Transseptal puncture location is critically important for the success of the procedure. Because of the anterior and superior orientation of the dominant lobe in most appendages, puncture of the fossa ovalis in an inferior and posterior location is necessary to allow for catheter manipulation and coaxial orientation of the delivery sheath and appendage (Figure 48.2). In cases where it is difficult to place the delivery sheath into an appropriate lobe, repeat transseptal access should be considered, especially if review of the initial attempt suggests a lower or more posterior puncture can be safely obtained.

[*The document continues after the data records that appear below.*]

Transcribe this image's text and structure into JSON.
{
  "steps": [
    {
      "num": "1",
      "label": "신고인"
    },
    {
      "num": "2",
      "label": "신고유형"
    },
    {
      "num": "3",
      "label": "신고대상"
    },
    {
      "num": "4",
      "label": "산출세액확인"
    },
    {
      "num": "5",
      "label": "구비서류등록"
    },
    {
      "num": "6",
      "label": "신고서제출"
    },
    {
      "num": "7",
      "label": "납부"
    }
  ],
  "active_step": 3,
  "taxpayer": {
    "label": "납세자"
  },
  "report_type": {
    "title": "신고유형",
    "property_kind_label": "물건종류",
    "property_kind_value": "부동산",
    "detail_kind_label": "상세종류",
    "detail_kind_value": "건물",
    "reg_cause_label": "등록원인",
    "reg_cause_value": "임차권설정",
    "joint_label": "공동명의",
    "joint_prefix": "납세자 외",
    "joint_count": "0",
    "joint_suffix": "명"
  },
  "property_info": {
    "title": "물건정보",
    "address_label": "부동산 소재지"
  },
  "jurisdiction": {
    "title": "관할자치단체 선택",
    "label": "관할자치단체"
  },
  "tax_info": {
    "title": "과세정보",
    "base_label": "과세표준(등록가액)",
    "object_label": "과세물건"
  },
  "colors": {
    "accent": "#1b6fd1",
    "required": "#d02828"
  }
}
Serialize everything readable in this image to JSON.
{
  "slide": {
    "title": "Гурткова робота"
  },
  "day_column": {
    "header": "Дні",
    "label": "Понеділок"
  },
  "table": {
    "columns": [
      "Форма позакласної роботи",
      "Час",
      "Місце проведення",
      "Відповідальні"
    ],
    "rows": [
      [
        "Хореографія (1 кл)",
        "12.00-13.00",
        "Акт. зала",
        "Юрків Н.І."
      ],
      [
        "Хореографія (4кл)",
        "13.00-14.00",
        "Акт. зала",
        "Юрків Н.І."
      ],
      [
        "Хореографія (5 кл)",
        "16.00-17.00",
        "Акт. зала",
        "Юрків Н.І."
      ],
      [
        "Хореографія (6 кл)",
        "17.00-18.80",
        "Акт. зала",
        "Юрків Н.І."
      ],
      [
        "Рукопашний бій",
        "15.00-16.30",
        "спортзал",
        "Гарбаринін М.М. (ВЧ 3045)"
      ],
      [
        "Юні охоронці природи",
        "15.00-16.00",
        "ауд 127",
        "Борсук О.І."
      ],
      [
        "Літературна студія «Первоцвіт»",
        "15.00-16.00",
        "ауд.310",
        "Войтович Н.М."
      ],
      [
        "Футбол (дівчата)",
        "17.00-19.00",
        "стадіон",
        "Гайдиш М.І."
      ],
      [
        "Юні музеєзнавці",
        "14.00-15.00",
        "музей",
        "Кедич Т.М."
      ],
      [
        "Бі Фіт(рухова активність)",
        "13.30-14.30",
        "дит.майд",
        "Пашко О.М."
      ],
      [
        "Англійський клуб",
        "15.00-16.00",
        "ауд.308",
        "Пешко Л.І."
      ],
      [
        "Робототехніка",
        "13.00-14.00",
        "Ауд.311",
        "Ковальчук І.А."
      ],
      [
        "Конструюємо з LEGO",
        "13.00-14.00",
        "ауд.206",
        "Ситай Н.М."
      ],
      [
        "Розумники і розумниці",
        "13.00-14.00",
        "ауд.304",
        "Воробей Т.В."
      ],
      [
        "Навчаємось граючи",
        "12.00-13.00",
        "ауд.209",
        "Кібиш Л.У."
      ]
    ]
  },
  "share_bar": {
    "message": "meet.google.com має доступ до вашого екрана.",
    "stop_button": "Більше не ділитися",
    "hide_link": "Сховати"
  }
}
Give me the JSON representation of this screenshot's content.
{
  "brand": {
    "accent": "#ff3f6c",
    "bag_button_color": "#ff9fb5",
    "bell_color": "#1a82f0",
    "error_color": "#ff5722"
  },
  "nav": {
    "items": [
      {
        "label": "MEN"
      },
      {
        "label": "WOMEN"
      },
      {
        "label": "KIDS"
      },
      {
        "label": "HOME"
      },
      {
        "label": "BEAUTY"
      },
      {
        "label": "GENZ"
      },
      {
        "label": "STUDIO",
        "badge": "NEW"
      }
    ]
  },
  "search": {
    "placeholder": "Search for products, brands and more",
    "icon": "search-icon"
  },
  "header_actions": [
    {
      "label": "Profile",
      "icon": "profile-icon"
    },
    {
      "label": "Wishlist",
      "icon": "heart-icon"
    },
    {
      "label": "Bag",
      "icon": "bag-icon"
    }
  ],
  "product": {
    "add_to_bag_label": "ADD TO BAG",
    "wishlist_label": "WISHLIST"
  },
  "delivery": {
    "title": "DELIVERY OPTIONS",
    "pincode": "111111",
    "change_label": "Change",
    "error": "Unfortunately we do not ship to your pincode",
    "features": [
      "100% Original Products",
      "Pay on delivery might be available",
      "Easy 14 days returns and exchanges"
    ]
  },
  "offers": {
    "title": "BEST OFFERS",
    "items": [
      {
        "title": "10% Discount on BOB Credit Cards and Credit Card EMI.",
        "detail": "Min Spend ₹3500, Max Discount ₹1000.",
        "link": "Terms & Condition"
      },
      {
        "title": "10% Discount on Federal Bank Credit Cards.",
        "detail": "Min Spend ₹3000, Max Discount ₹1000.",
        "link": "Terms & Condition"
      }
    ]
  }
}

The operator should have a complete understanding of the appendage anatomy before selecting and deploying the device. This will require the integration of both the TEE and fluoroscopic images. These imaging modalities are complementary and, when used together, will ensure adequate device sizing. As echocardiographic measurements can underestimate the ostial diameter and depth of the appendage, careful attention to fluoroscopic assessment of these dimensions is important. In addition to using the depth measurement markers on the access sheath, fluoroscopic estimation of LAA ostial diameter can be quickly performed by remembering that the access sheath is approximately 5 mm in width. Many patients presenting for this procedure will have had a prior contrast-enhanced chest computed tomographic (CT) scan for unrelated clinical care; these studies should also be reviewed. In some cases, three dimensional (3D) reconstruction of appendage anatomy may be possible, which gives the operator further insight into the often-complex structure of the appendage.


Watchman Methodology

Most patients undergo a preprocedure screening TEE in the weeks before implant to confirm that appendage anatomy is appropriate for closure. The necessity of this preprocedure imaging is debatable, as a TEE is also performed at the time of device implantation. Omitting this preprocedure TEE may improve patient convenience, reduce overall healthcare costs, and slightly diminish patient risk. On the other hand, obtaining a screening TEE allows for the early identification of patients with anatomy that is either difficult or not feasible to close. This allows for more tailored preprocedure patient counseling, discussion of alternative closure techniques if necessary, more efficient patient flow in the procedure laboratory, and avoidance of preprocedure anticoagulation in high-risk patients who cannot be treated with a Watchman device.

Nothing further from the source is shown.